When to contest a meme and when to retreat
Waging memetic warfare is an art as much as it is a science, and so knowing when to seize a meme for your own ideological purposes and knowing when to reject it is largely going to come down to individual intuition.
For example, I personally have not made up my mind whether I should be using the term “Woke Right” at all. On the one hand, I think it’s a silly label that doesn’t effectively identify the genuine freaks on the Right, and I don’t want to breathe life into it if it’s going to die on its own.
On the other hand, I do find the prospect of turning the label around on the very people who claim to be against identity politics both amusing and possibly effective if the term is going to stick around anyways.
There are other memes that I think are ripe for conquest by Enlightened Radical Centrists.
“Late-stage capitalism” is a Marxist meme I would have cringed at just a few years ago, but I think it does have enough inherent memetic fitness to it that it can be deployed to effectively call-out the failures of our current socio-economic systems (social media addiction, the loneliness epidemic, etc.) without necessarily advancing other Marxist beliefs like Historical Materialism that are are not very good.
“Zionist Occupied Government” is a meme that many people believe is occupied firmly by the anti-Semitic Right, but true Schizoids such as myself can see how it can be co-opted and used against them, largely because it implicitly draws a distinction between Zionist and Jews, which the anti-Semitic Right utterly rejects.
When it comes to winning a meme war, he who seizes the most memetic territory is in control.
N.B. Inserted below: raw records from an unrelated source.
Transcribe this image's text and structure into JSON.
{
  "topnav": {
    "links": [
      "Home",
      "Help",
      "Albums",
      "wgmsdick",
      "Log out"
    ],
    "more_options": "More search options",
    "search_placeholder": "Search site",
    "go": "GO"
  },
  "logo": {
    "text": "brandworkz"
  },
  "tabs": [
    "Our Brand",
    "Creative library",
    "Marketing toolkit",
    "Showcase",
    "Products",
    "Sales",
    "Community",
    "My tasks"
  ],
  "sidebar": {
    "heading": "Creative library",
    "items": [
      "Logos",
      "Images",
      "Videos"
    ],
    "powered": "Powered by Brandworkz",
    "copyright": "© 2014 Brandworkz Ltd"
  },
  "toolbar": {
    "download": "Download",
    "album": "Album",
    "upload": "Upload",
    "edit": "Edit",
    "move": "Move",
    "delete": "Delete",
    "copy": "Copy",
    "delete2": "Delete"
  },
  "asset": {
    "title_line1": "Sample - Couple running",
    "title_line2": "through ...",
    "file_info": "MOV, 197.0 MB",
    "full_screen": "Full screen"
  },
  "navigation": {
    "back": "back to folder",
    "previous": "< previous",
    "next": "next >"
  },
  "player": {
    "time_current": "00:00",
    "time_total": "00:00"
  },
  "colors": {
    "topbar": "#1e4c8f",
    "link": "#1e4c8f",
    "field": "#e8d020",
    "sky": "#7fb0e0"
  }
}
Go forth and conquer.
If it tactically prudent to allow extremist a monopoly on any meme that can be stopped? Like, if we were around in the 30s and 40s, would it be reasonable to try and stop the swastika from becoming exclusive territory of the Nazis?
Though it would be unreasonable to go to the homeland of buddhism and demand they give up the swastika cause insane europeans on the other side of the planet used it for evil.